PRINCETON, NJ -- U.S. registered voters remain split on whether President Obama deserves to be re-elected in 2012, with 46% saying he does and 51% saying he does not -- little changed from earlier this year.
The most recent Obama re-elect measure is similar to the president's basic job approval rating among all Americans, which was 50% in the June 11-13 USA Today/Gallup poll and 48% in Gallup Daily tracking for the same period.
Obama received 53% of the popular vote in his 2008 victory over Republican John McCain. The current re-elect data suggest that -- depending on the Republican nominee -- the 2012 presidential election could be quite competitive were it held today.
However, history shows that much can change in the years prior to a presidential election. Gallup surveys in late April/early May 2002 found 69% of registered voters saying President George W. Bush deserved re-election. This was at a time when Bush's job approval rating was 77%, reflecting the rally effect that followed the Sept. 11, 2001, terrorist attacks in New York City and Washington, D.C. By October 2004, just before the election, Bush's approval had fallen into the 50% range and his "deserves re-election" percentage had dropped to 50%. Bush ended up receiving 51% of the popular vote to John Kerry's 48%.
Obama does not receive a universal endorsement for re-election among his fellow Democrats, 18% of whom say he does not deserve re-election; 79% say he does. That compares with the 9% of Republicans who say Obama deserves re-election.
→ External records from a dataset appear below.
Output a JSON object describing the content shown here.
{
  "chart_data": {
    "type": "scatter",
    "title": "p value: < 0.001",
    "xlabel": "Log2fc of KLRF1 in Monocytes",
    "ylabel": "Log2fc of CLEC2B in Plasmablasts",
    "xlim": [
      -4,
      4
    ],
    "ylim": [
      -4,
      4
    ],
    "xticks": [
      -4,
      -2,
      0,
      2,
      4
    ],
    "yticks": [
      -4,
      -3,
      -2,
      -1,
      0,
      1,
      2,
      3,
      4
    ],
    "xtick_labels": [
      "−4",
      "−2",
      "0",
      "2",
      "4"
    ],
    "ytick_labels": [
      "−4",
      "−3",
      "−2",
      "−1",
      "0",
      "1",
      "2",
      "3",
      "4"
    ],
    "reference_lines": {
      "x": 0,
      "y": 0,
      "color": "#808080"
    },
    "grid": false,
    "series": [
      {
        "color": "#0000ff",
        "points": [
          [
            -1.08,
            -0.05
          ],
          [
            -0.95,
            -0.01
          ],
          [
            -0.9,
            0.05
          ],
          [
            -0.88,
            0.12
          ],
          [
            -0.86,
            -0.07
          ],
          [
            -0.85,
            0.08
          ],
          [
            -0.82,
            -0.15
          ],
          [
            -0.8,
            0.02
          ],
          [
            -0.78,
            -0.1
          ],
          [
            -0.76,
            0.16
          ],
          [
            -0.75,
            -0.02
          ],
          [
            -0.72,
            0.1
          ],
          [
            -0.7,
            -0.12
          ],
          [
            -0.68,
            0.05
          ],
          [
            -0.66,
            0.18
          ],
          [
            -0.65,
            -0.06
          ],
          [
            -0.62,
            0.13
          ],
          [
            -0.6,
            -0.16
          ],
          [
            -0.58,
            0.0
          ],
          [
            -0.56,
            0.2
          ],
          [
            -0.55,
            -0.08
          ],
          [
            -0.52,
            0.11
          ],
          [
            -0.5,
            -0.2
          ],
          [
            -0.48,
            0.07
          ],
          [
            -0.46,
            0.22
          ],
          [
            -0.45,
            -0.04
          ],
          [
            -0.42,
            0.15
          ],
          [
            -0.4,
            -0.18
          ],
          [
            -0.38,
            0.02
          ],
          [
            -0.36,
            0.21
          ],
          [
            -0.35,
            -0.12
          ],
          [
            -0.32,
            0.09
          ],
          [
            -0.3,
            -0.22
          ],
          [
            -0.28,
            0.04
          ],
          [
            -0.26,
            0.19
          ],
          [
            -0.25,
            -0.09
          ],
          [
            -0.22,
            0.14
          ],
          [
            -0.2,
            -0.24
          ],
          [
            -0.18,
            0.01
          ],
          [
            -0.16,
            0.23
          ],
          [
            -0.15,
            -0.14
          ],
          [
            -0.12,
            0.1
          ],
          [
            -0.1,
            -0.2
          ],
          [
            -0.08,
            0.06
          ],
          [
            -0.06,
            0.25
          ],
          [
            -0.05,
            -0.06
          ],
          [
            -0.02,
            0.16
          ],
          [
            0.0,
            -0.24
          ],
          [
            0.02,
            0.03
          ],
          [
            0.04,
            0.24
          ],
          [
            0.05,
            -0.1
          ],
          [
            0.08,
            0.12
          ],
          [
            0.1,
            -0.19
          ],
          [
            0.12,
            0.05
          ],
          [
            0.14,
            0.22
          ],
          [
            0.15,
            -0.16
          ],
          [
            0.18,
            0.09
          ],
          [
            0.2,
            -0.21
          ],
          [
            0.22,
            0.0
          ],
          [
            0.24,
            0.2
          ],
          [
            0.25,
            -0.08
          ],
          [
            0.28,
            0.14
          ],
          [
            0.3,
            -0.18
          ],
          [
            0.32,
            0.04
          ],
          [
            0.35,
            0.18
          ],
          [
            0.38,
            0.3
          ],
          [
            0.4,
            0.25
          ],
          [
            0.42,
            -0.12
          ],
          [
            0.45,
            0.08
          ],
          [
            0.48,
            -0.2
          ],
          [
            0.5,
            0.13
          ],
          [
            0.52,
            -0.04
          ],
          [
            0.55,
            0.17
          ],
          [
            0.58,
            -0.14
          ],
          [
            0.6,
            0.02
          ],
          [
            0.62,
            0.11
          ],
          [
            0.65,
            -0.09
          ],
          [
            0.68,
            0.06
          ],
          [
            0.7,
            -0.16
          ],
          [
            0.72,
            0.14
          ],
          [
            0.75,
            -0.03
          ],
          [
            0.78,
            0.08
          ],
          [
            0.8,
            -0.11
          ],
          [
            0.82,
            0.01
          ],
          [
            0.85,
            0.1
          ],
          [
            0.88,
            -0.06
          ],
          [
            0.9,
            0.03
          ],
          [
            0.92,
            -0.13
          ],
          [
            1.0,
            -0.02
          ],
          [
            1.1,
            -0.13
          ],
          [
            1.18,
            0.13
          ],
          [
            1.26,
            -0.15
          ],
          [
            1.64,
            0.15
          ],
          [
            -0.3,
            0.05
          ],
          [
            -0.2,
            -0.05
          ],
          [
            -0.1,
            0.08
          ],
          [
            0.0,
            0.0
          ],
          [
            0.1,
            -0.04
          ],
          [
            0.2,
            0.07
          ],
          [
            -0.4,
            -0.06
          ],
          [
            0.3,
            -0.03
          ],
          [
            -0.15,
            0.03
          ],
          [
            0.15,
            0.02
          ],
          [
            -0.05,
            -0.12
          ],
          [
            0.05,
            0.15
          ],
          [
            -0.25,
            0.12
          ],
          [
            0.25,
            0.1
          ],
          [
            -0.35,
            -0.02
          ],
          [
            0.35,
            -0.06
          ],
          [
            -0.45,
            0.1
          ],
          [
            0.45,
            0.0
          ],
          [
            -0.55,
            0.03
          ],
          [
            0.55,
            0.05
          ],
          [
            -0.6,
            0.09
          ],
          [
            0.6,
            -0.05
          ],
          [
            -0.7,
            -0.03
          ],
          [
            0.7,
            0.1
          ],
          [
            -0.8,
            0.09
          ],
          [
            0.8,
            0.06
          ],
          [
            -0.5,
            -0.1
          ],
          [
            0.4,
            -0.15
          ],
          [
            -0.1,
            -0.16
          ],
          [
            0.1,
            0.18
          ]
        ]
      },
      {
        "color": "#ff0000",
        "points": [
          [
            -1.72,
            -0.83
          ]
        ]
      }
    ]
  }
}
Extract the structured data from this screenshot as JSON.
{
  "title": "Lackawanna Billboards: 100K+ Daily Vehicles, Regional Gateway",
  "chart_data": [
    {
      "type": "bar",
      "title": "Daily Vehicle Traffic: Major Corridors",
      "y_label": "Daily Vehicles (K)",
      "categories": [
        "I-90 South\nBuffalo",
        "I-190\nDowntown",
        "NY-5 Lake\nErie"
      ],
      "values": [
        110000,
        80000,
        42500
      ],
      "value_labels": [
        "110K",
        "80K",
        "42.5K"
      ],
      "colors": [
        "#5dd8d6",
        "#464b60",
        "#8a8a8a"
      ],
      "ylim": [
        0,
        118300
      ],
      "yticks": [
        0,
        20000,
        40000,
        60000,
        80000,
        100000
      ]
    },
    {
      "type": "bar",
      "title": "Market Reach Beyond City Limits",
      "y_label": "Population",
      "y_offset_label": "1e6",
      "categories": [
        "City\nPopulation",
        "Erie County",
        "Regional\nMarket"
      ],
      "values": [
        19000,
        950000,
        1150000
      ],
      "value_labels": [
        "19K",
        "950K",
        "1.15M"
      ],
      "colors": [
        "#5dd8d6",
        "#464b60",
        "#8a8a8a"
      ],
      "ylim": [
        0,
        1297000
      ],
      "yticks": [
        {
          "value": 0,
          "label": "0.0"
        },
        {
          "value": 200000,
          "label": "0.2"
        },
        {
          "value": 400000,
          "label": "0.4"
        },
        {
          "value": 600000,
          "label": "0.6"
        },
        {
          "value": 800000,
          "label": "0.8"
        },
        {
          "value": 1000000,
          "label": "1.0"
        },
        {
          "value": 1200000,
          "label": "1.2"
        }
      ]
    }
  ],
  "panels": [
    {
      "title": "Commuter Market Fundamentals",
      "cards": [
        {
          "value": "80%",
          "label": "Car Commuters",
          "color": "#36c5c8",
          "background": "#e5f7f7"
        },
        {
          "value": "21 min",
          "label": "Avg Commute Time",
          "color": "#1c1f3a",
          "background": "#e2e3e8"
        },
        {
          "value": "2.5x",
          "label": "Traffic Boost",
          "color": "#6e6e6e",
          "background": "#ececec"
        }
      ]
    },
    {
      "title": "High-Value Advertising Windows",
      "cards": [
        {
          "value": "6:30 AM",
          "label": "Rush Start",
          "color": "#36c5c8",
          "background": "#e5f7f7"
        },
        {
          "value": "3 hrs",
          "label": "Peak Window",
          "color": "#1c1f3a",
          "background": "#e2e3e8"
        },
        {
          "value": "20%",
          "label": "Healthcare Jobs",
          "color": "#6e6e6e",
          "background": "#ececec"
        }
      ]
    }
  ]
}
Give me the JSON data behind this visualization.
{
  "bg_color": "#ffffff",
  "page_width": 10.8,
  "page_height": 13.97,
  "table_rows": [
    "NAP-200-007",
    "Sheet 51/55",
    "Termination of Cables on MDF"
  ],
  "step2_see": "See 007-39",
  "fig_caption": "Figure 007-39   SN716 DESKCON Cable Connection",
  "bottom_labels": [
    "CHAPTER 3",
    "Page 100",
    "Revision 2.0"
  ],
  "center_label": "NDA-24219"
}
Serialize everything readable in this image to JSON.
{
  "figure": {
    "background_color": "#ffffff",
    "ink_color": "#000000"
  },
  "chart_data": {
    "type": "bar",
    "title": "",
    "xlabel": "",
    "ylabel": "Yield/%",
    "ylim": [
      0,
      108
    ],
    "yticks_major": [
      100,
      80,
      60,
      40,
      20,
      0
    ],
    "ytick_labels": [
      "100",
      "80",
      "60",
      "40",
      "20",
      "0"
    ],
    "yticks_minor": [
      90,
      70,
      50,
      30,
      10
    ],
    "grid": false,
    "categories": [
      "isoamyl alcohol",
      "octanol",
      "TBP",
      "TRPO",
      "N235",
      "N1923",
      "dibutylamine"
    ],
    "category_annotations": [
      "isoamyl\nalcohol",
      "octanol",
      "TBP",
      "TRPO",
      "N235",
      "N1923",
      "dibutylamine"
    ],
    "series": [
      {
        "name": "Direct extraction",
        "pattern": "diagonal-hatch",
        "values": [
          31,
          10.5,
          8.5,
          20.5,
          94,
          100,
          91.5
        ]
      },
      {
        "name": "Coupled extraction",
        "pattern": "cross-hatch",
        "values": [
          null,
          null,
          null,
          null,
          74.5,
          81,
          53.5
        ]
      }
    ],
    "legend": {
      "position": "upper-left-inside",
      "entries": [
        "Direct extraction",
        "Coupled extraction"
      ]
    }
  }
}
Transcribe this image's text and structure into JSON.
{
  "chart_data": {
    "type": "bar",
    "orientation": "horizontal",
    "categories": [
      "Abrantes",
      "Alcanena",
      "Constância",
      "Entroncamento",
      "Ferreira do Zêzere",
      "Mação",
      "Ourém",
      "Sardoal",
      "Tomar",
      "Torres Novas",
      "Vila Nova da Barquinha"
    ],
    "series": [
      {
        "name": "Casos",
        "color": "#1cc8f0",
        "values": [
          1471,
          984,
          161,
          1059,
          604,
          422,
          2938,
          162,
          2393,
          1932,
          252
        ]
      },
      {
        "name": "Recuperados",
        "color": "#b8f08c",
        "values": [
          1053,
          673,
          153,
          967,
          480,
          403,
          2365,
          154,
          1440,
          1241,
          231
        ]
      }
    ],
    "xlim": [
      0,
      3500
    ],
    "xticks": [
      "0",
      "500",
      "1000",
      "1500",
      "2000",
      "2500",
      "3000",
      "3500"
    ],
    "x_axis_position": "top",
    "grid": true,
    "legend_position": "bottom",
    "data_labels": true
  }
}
A 53% majority of independents say Obama does not deserve re-election.
The 2012 presidential election, in which President Obama will almost certainly seek re-election, is now less than two and a half years away. Currently, Americans' views on whether Obama deserves re-election show it would be a close race if the election were held today. Still, a great deal can change in what is a political lifetime between now and November 2012, meaning that while of current interest, estimates of Obama's re-election chances at this point have little predictive validity.
Results for this USA Today/Gallup poll are based on telephone interviews conducted June 11-13, 2010, with a random sample of 1,014 adults, aged 18 and older, living in the continental U.S., selected using random-digit-dial sampling.
For results based on the total sample of national adults, one can say with 95% confidence that the maximum margin of sampling error is ±4 percentage points.
Interviews are conducted with respondents on landline telephones (for respondents with a landline telephone) and cellular phones (for respondents who are cell phone-only). Each sample includes a minimum quota of 150 cell phone-only respondents and 850 landline respondents, with additional minimum quotas among landline respondents for gender within region. Landline respondents are chosen at random within each household on the basis of which member had the most recent birthday.
Samples are weighted by gender, age, race, education, region, and phone lines. Demographic weighting targets are based on the March 2009 Current Population Survey figures for the aged 18 and older non-institutionalized population living in continental U.S. telephone households. All reported margins of sampling error include the computed design effects for weighting and sample design.
In addition to sampling error, question wording and practical difficulties in conducting surveys can introduce error or bias into the findings of public opinion polls.